Preparing yourself and your practice for the changes ahead will require an understanding of the rules, an assessment of your practice’s readiness, and the creation of a plan for compliance to ensure success.

The care model has undergone major changes in the past decade. The development of regional hospital systems has resulted in increasing numbers of employed physicians. Independent gastroenterology practices also have made changes in how they provide care. Vertical integration by independent practices has been a major, positive, and continuing development. As practices have grown more sophisticated with greater areas of specialization, they are increasingly capable of providing services directly to their patients rather than outsourcing them to external providers. Beginning first with endoscopic procedures and now extending to anesthesia, pathology, infusion, and other critical services, increased integration of services across the entire continuum of care has led to improved efficiency and care coordination, benefitting patients with improved outcomes as well as lower costs to our health care system.

The benefits and successes of practice integration, unfortunately, also have made vertically integrated practices a target for regulators and policy makers. Attacks on the integrated delivery model in gastroenterology have at times been supported, if not directly initiated, by our own colleagues in the house of medicine. In this article, we describe some of the threats and challenges confronting independent GI practice.
 

Anesthesia services

In April 2016, the Florida Society of Anesthesiologists (FSA) made headlines by drawing attention to its role as the relator in a qui tam (whistleblower) lawsuit that it had filed against more than 50 physicians, Ambulatory Surgery Centers, and anesthesia entities.
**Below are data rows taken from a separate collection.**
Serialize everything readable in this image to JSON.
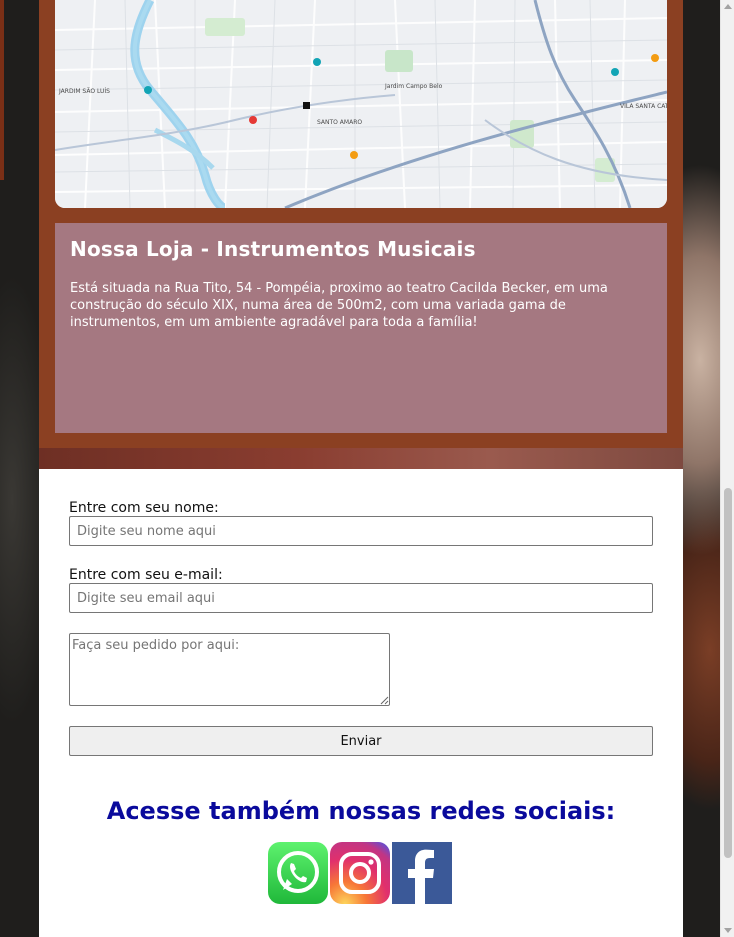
{
  "store": {
    "title": "Nossa Loja - Instrumentos Musicais",
    "description": "Está situada na Rua Tito, 54 - Pompéia, proximo ao teatro Cacilda Becker, em uma construção do século XIX, numa área de 500m2, com uma variada gama de instrumentos, em um ambiente agradável para toda a família!"
  },
  "map": {
    "labels": [
      "SANTO AMARO",
      "Jardim Campo Belo",
      "VILA SANTA CATARINA",
      "JARDIM SÃO LUÍS"
    ]
  },
  "form": {
    "name_label": "Entre com seu nome:",
    "name_placeholder": "Digite seu nome aqui",
    "email_label": "Entre com seu e-mail:",
    "email_placeholder": "Digite seu email aqui",
    "order_placeholder": "Faça seu pedido por aqui:",
    "submit_label": "Enviar"
  },
  "social": {
    "heading": "Acesse também nossas redes sociais:",
    "icons": [
      "whatsapp-icon",
      "instagram-icon",
      "facebook-icon"
    ]
  },
  "colors": {
    "brown_panel": "#8b4022",
    "card_bg": "#a57881",
    "heading_blue": "#0a0a9c"
  }
}
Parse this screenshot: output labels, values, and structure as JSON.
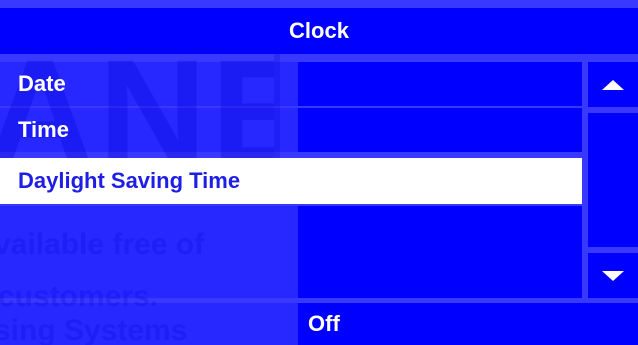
{
  "header": {
    "title": "Clock"
  },
  "menu": {
    "items": [
      {
        "label": "Date"
      },
      {
        "label": "Time"
      },
      {
        "label": "Daylight Saving Time",
        "selected": true
      },
      {
        "label": ""
      }
    ]
  },
  "scrollbar": {
    "up_icon": "triangle-up-icon",
    "down_icon": "triangle-down-icon"
  },
  "footer": {
    "value": "Off"
  },
  "watermark": {
    "logo_text": "ANE",
    "lines": [
      "vailable free of",
      "customers.",
      "sing Systems"
    ]
  },
  "colors": {
    "primary": "#0000ff",
    "text": "#ffffff",
    "selected_bg": "#ffffff",
    "selected_text": "#1e1ee6"
  }
}
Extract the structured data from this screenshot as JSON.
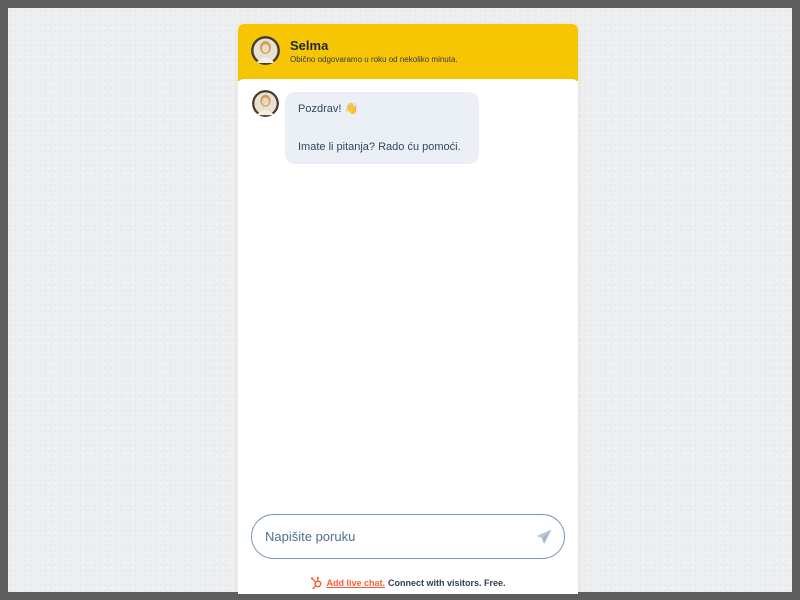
{
  "header": {
    "agent_name": "Selma",
    "subtitle": "Obično odgovaramo u roku od nekoliko minuta.",
    "background_color": "#f6c605"
  },
  "messages": [
    {
      "sender": "Selma",
      "lines": [
        "Pozdrav! 👋",
        "Imate li pitanja? Rado ću pomoći."
      ],
      "bubble_color": "#eaf0f6"
    }
  ],
  "composer": {
    "placeholder": "Napišite poruku",
    "value": "",
    "send_icon": "send-icon"
  },
  "footer": {
    "link_text": "Add live chat.",
    "text": "Connect with visitors. Free.",
    "icon": "hubspot-sprocket-icon",
    "link_color": "#ff5c35"
  }
}
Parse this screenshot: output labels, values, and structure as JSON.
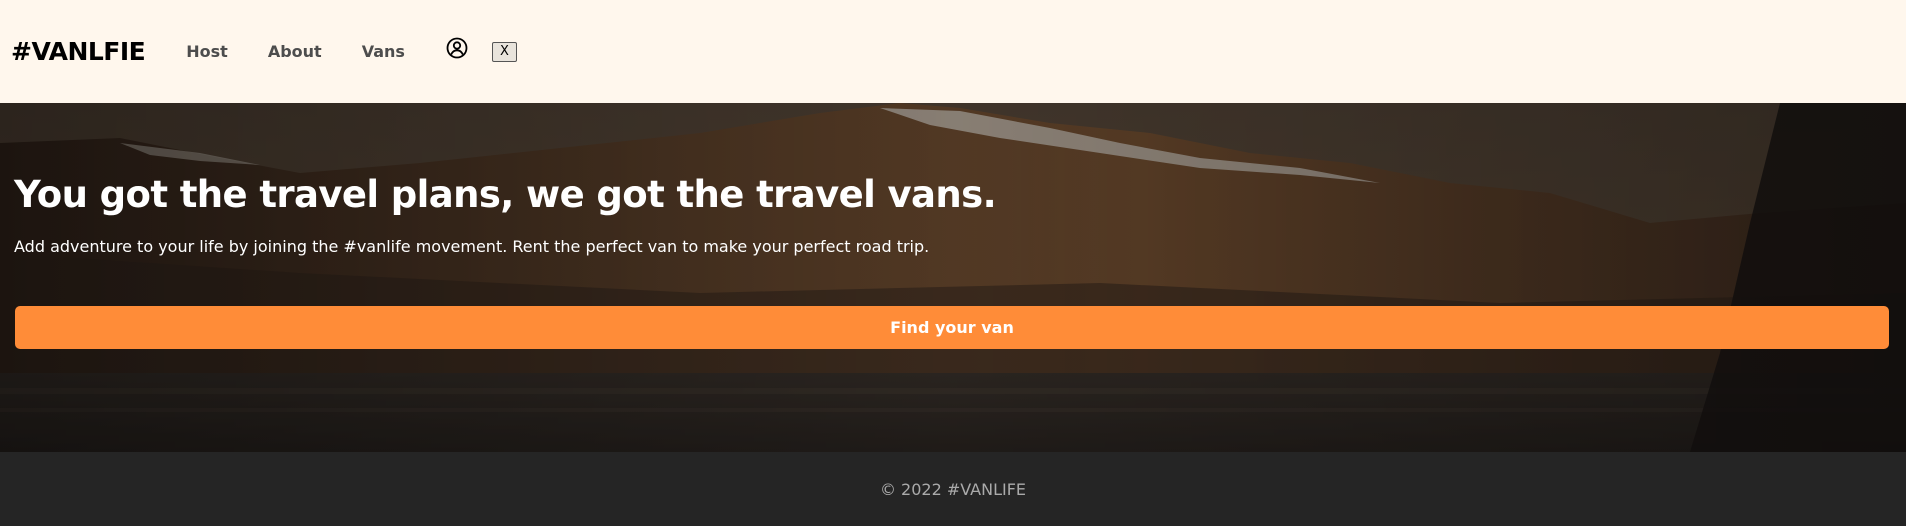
{
  "header": {
    "logo": "#VANLFIE",
    "nav": [
      {
        "label": "Host"
      },
      {
        "label": "About"
      },
      {
        "label": "Vans"
      }
    ],
    "user_icon": "user-circle-icon",
    "logout_label": "X"
  },
  "hero": {
    "title": "You got the travel plans, we got the travel vans.",
    "subtitle": "Add adventure to your life by joining the #vanlife movement. Rent the perfect van to make your perfect road trip.",
    "cta_label": "Find your van"
  },
  "footer": {
    "copyright": "© 2022 #VANLIFE"
  },
  "colors": {
    "header_bg": "#FFF7ED",
    "accent": "#FF8C38",
    "footer_bg": "#252525",
    "footer_text": "#AAAAAA"
  }
}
This legal action — which the FSA filed in October 2013 but remained under seal until earlier this year — alleged that the defendants perpetrated Medicare and Medicaid fraud through violations of the federal Anti-Kickback Statute and the False Claims Act. In this lawsuit, the FSA specifically targeted the company model used to provide anesthesia services. Based on publicly available documents, the case currently is in its early stages, although the FSA has made it clear that it views the lawsuit as a blueprint for attacking integrated anesthesia services.